Die Zusammenarbeit integriert Fleetzeros Leviathan-Batteriespeichersystem, Antriebstechnologie und autonome Software mit den Schiffbaukapazitäten von Thoma-Sea und der Schiffbaukompetenz von Glosten, um ein dieselelektrisches autonomes Schiff zu entwickeln. Das Schiff ist für den Langzeiteinsatz in umstrittenen Gewässern ausgelegt und kann Nachschubtransporte mit minimaler Radarerfassung durchführen.

Matt Mallino, Vice President of Marketing bei Fleetzero, erklärte, dass das derzeit im Bau befindliche Schiff über die Fähigkeit zum robotergestützten autonomen Transport und zur automatischen Entladung der Ladung an Strände oder an Empfänger an Kais verfügt. Das Antriebssystem unterstützt zudem eine autonome Evakuierung. Die Ladung kann militärische Versorgungsgüter, Lebensmittel oder kommerzielle Standardgüter umfassen.

Mallino zufolge lässt sich das polygonale Design des Schiffs von den derzeit besten Tarnkappenschiffen und strandangepassten Konstruktionen inspirieren. Die Partnerschaft und das bevorstehende Schiff entsprechen den Zielen des US-Verteidigungsministeriums, der Maritime Administration (Marad) und der Küstenwache, einschließlich der Anwendung des modularen offenen Systemansatzes (MOSA), um autonome und ferngesteuerte Frachttransporte, Patrouillen- und Logistikmissionen in umstrittenen Gebieten, elektrifizierte Hafenoperationen, Sicherheitsfunktionen für Bediener zu ermöglichen und die Anforderungen des Jones Act sowie der „Buy American“-Standards zu erfüllen.

Steven Henderson, CEO von Fleetzero, betonte, dass der Transport von Gütern in umstrittenen Gewässern derzeit dringlicher sei als je zuvor. Fleetzero baue diese Fähigkeit auf und demonstriere sie. Durch die Zusammenarbeit mit Thoma-Sea und Glosten werde das Leviathan-Energiespeichersystem und die autonome Technologie von Fleetzero mit zwei führenden US-amerikanischen Schiffbau- und Konstruktionsinstitutionen kombiniert – genau dies sei der Weg, um MOSA-konforme autonome Schiffe in großem Maßstab auszuliefern.

Die Kombination von dieselelektrischem Antrieb mit Fleetzeros Leviathan-System eröffnet Möglichkeiten für leise, wärmearme Langzeit-Autonomiemissionen und senkt gleichzeitig die Betriebskosten und Wartungsausgaben.
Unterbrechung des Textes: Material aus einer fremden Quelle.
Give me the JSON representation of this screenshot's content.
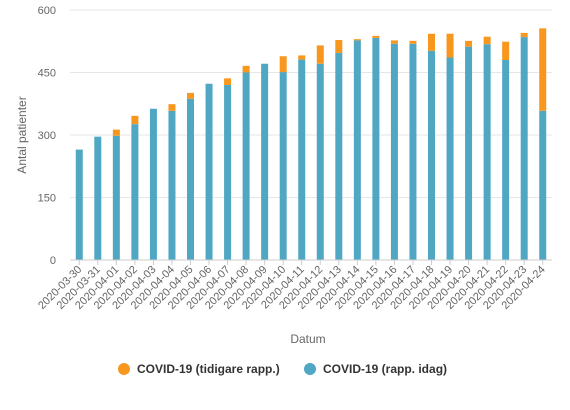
{
  "chart_data": {
    "type": "bar",
    "stacked": true,
    "categories": [
      "2020-03-30",
      "2020-03-31",
      "2020-04-01",
      "2020-04-02",
      "2020-04-03",
      "2020-04-04",
      "2020-04-05",
      "2020-04-06",
      "2020-04-07",
      "2020-04-08",
      "2020-04-09",
      "2020-04-10",
      "2020-04-11",
      "2020-04-12",
      "2020-04-13",
      "2020-04-14",
      "2020-04-15",
      "2020-04-16",
      "2020-04-17",
      "2020-04-18",
      "2020-04-19",
      "2020-04-20",
      "2020-04-21",
      "2020-04-22",
      "2020-04-23",
      "2020-04-24"
    ],
    "series": [
      {
        "name": "COVID-19 (rapp. idag)",
        "color": "#4fa7c4",
        "values": [
          265,
          296,
          298,
          326,
          363,
          358,
          387,
          423,
          420,
          450,
          471,
          451,
          481,
          471,
          497,
          527,
          533,
          519,
          519,
          502,
          486,
          512,
          518,
          480,
          535,
          358
        ]
      },
      {
        "name": "COVID-19 (tidigare rapp.)",
        "color": "#f7971e",
        "values": [
          0,
          0,
          15,
          20,
          0,
          16,
          14,
          0,
          16,
          16,
          0,
          38,
          10,
          44,
          31,
          3,
          5,
          8,
          7,
          41,
          57,
          14,
          18,
          44,
          10,
          198
        ]
      }
    ],
    "xlabel": "Datum",
    "ylabel": "Antal patienter",
    "ylim": [
      0,
      600
    ],
    "yticks": [
      "0",
      "150",
      "300",
      "450",
      "600"
    ],
    "grid": true,
    "legend_position": "bottom",
    "legend": [
      {
        "label": "COVID-19 (tidigare rapp.)",
        "color": "#f7971e"
      },
      {
        "label": "COVID-19 (rapp. idag)",
        "color": "#4fa7c4"
      }
    ]
  }
}
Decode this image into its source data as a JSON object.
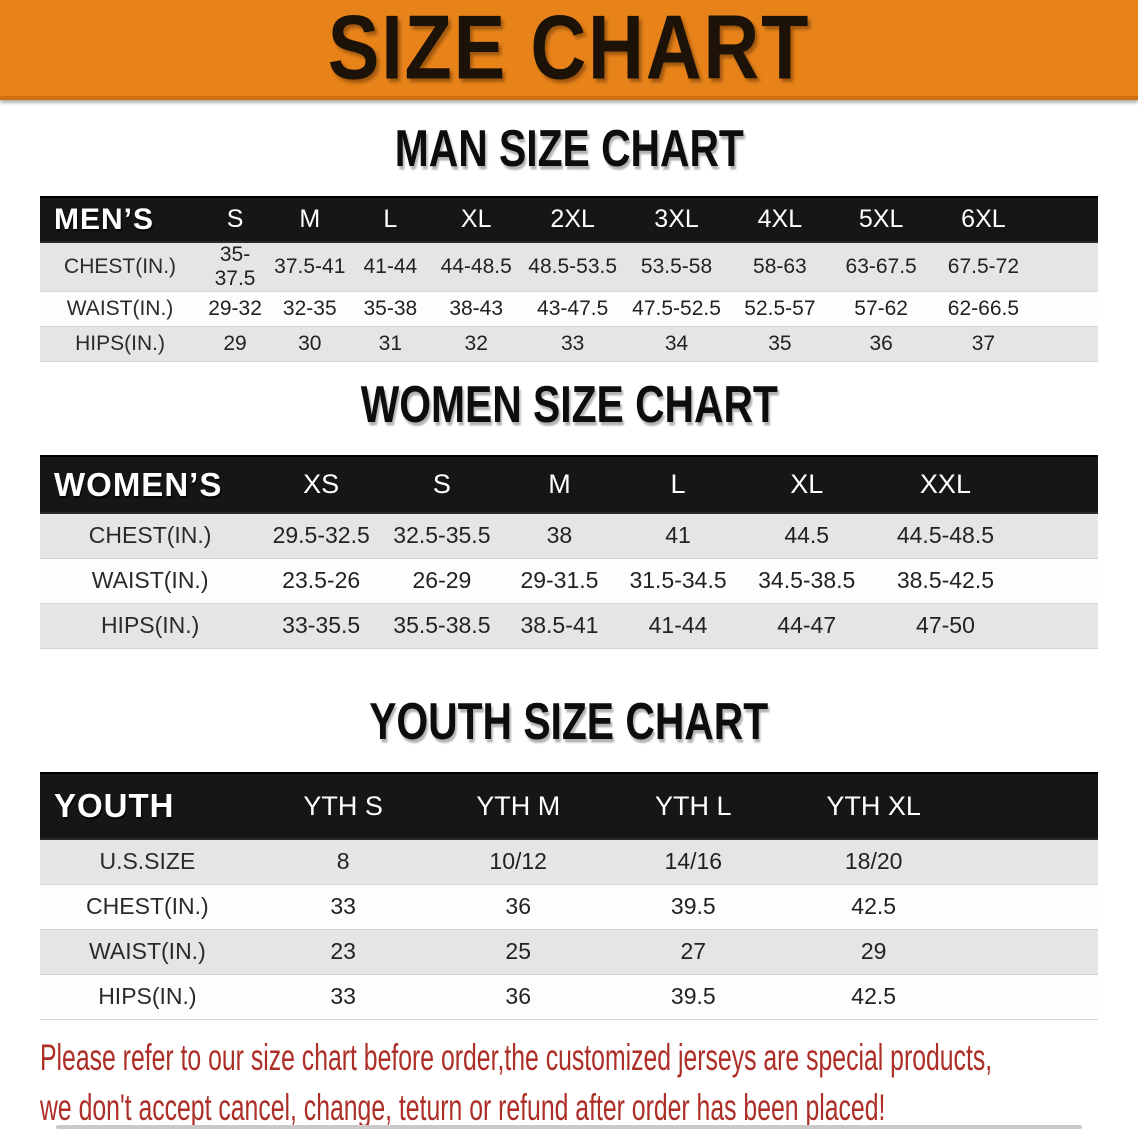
{
  "banner": {
    "title": "SIZE CHART"
  },
  "sections": [
    {
      "id": "men",
      "heading": "MAN SIZE CHART",
      "group_label": "MEN’S",
      "columns": [
        "S",
        "M",
        "L",
        "XL",
        "2XL",
        "3XL",
        "4XL",
        "5XL",
        "6XL"
      ],
      "rows": [
        {
          "label": "CHEST(IN.)",
          "values": [
            "35-37.5",
            "37.5-41",
            "41-44",
            "44-48.5",
            "48.5-53.5",
            "53.5-58",
            "58-63",
            "63-67.5",
            "67.5-72"
          ]
        },
        {
          "label": "WAIST(IN.)",
          "values": [
            "29-32",
            "32-35",
            "35-38",
            "38-43",
            "43-47.5",
            "47.5-52.5",
            "52.5-57",
            "57-62",
            "62-66.5"
          ]
        },
        {
          "label": "HIPS(IN.)",
          "values": [
            "29",
            "30",
            "31",
            "32",
            "33",
            "34",
            "35",
            "36",
            "37"
          ]
        }
      ]
    },
    {
      "id": "women",
      "heading": "WOMEN SIZE CHART",
      "group_label": "WOMEN’S",
      "columns": [
        "XS",
        "S",
        "M",
        "L",
        "XL",
        "XXL"
      ],
      "rows": [
        {
          "label": "CHEST(IN.)",
          "values": [
            "29.5-32.5",
            "32.5-35.5",
            "38",
            "41",
            "44.5",
            "44.5-48.5"
          ]
        },
        {
          "label": "WAIST(IN.)",
          "values": [
            "23.5-26",
            "26-29",
            "29-31.5",
            "31.5-34.5",
            "34.5-38.5",
            "38.5-42.5"
          ]
        },
        {
          "label": "HIPS(IN.)",
          "values": [
            "33-35.5",
            "35.5-38.5",
            "38.5-41",
            "41-44",
            "44-47",
            "47-50"
          ]
        }
      ]
    },
    {
      "id": "youth",
      "heading": "YOUTH SIZE CHART",
      "group_label": "YOUTH",
      "columns": [
        "YTH S",
        "YTH M",
        "YTH L",
        "YTH XL"
      ],
      "rows": [
        {
          "label": "U.S.SIZE",
          "values": [
            "8",
            "10/12",
            "14/16",
            "18/20"
          ]
        },
        {
          "label": "CHEST(IN.)",
          "values": [
            "33",
            "36",
            "39.5",
            "42.5"
          ]
        },
        {
          "label": "WAIST(IN.)",
          "values": [
            "23",
            "25",
            "27",
            "29"
          ]
        },
        {
          "label": "HIPS(IN.)",
          "values": [
            "33",
            "36",
            "39.5",
            "42.5"
          ]
        }
      ]
    }
  ],
  "disclaimer": {
    "line1": "Please refer to our size chart before order,the customized jerseys are special products,",
    "line2": "we don't accept cancel, change, teturn or refund after order has been placed!"
  },
  "colors": {
    "banner_bg": "#e8831a",
    "banner_text": "#1c1208",
    "bar_bg": "#161614",
    "row_gray": "#e5e5e5",
    "row_white": "#fdfdfd",
    "disclaimer_red": "#ad2e26"
  }
}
Mallino erklärte, dass die derzeit in einigen Verteidigungsplattformen verwendeten dieselelektrischen Antriebssysteme einen Flüstermodus integrieren, ähnlich wie bei U-Booten der Marine mit Leviathan-Energiespeichersystemen, um eine geringere Geräuschentwicklung, niedrige Wärmeabstrahlung, geringes Hochfrequenzrauschen, einen reduzierten Radarquerschnitt und andere Tarnkappentechniken zu erreichen. Diese geringe Erkennbarkeit sei ein entscheidender Unterscheidungsfaktor für die USA in der umstrittenen Logistik.

Mallino wies darauf hin, dass das Projekt trotz der erst kürzlich bekannt gegebenen Dreierpartnerschaft bereits gut voranschreite. Das erste Prototypenschiff befinde sich bereits im Wasser, und eine Serienversion werde derzeit entwickelt, die voraussichtlich noch in diesem Jahr vom Stapel laufen soll.

Thoma-Sea mit Sitz in Houma, Louisiana, ist mit Regierungsprojekten vertraut. Die Werft baut derzeit das Forschungsschiff der Klasse „Oceanographer“ für die National Oceanic and Atmospheric Administration sowie von der Marine verwaltete Schiffe für Verbündete der USA. Walter Thomassie, Managing Director von Thoma-Sea, erklärte, die Werft baue seit Jahrzehnten Schiffe für US-Betreiber. Durch die Zusammenarbeit mit Fleetzero und Glosten könne man die nächste Generation von Tarnkappen-Autonomieschiffen ausliefern, die bereit seien, die aktuellen Missionen der Kunden zu bewältigen.

Glosten kombiniert Fleetzeros Antriebs- und Autonomietechnologie mit dem Rumpf von Thoma-Sea, um den niedrigen Radarquerschnitt des Schiffs, die leise Navigationsfähigkeit, den Strandanflugswinkel und die autonome Evakuierung zu ermöglichen. Morgan Fanberg, CEO von Glosten, sagte, dass die Kombination von Autonomie und Elektrifizierung auf der Ebene des Schiffsdesigns genau der Bereich sei, in dem diese Partnerschaft einen Mehrwert schaffe. In Zusammenarbeit mit Fleetzero und Thoma-Sea entwerfe man Schiffe, die von Grund auf für Autonomie ausgelegt seien, anstatt sie nachträglich umzurüsten. Das Design sei sowohl praktisch als auch mit geringen Signaturen versehen und für den Materialtransport in den kommenden Jahrzehnten gebaut.